Convergence in space of all square integrable functions on [-1,1]
Problem:
1. Given the sequence $\displaystyle x_n(s) = (|s|+\frac{1}{n})^{-1/3}$ and function $\displaystyle x(s)=|s|^{-1/3}$. show that $\displaystyle x_n\rightarrow x$
in $\displaystyle L_2(-1,1)$
2. How can we use this to deduce that $\displaystyle C[-1,1]$ (with the max norm) is not complete.
Pathetic Attempt:
1. $\displaystyle lim_{n\rightarrow \infty}||x_n(s)-x(s)||_{L_2} = lim_{n\rightarrow \infty} \int^1_{-1} |x_n(s)-x(s)|^2 = 0$
because $\displaystyle lim_{n\rightarrow \infty} 1/n = 0$.

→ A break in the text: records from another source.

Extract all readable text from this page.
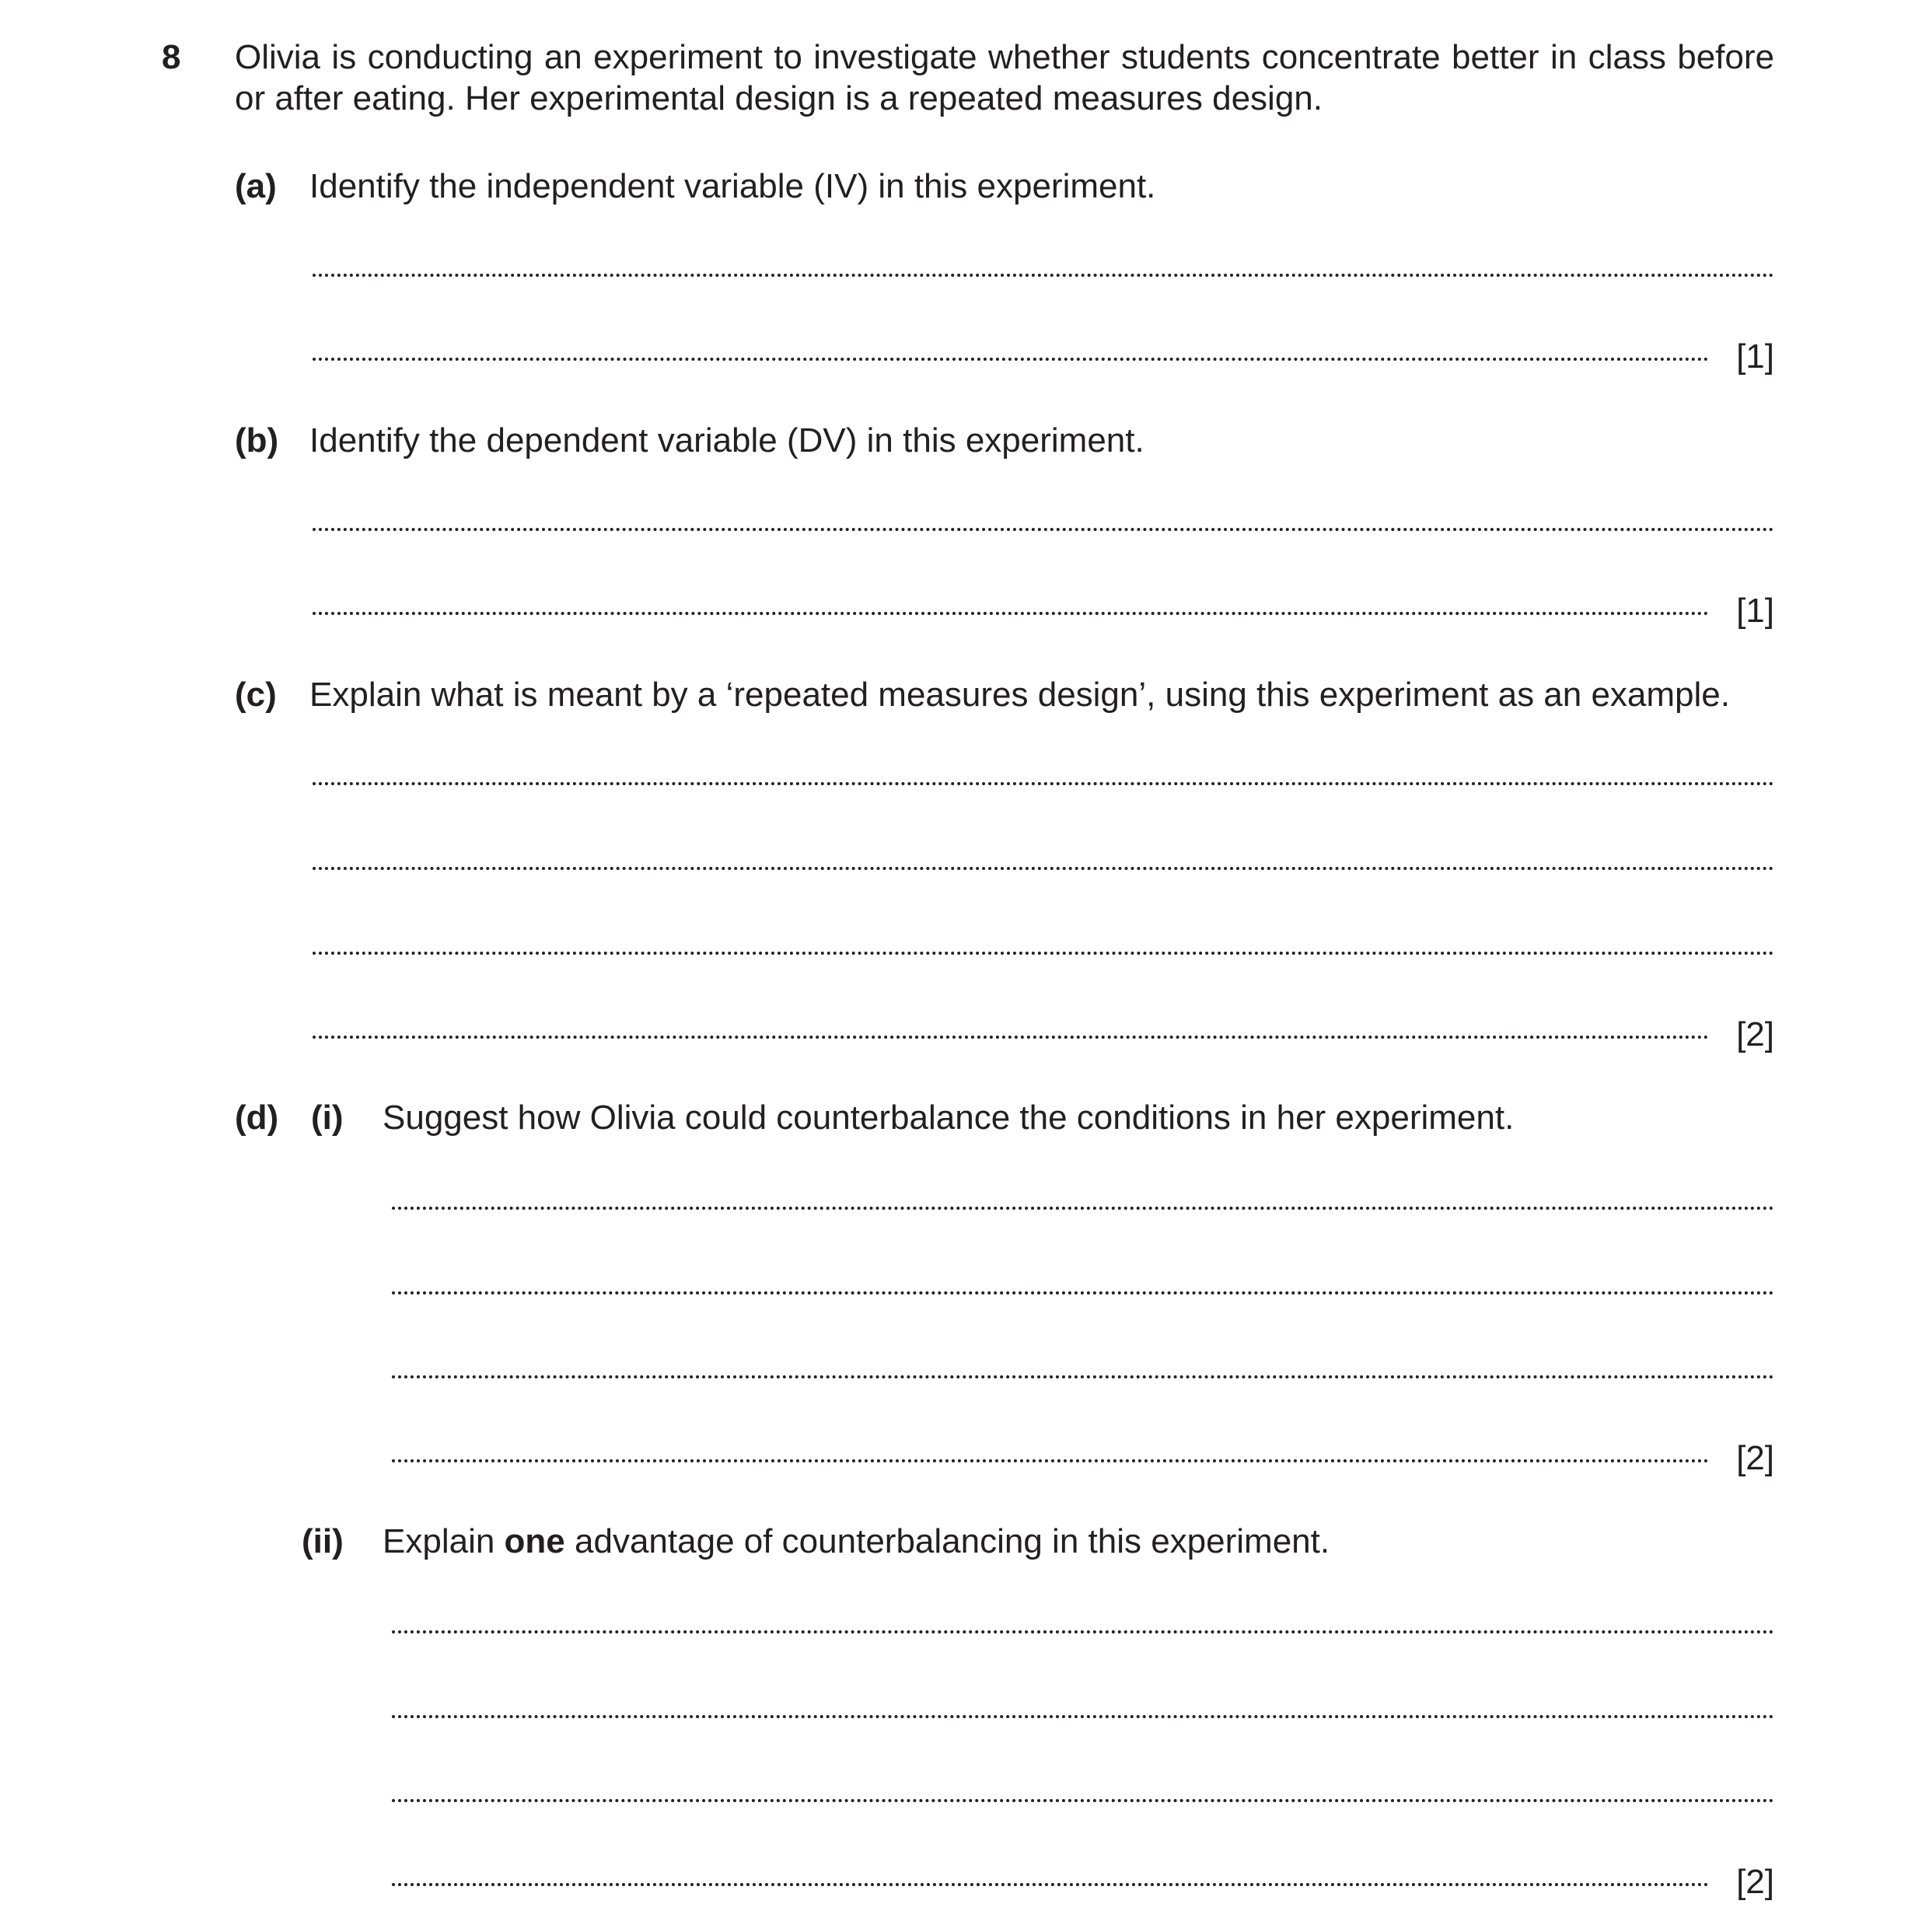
8 Olivia is conducting an experiment to investigate whether students concentrate better in class before or after eating. Her experimental design is a repeated measures design.
(a) Identify the independent variable (IV) in this experiment.
[1]
(b) Identify the dependent variable (DV) in this experiment.
[1]
(c) Explain what is meant by a ‘repeated measures design’, using this experiment as an example.
[2]
(d) (i) Suggest how Olivia could counterbalance the conditions in her experiment.
[2]
(ii) Explain one advantage of counterbalancing in this experiment.
[2]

2. The limit $\displaystyle x(s)$ isn't in C[-1,1] so its not complete...
Very bad I know.
Any suggestions are welcome.
Re: Convergence in space of all square integrable functions on [-1,1]
A somewhat better attempt:
$\displaystyle \int^1_{-1} |x_n(s) - x(s)|^2 ds$
I split the integral up in two for simplicity.
$\displaystyle \int^1_{-1} (|s|+1/n)^{-1/3}ds = 6(1/n+1)^{1/3} - 6(1/n)^{1/3}$
$\displaystyle \int^1_{-1} |s|^{-1/3}ds = 6$
Let n go to infinity and we have proved convergence.
Still working on the other part though.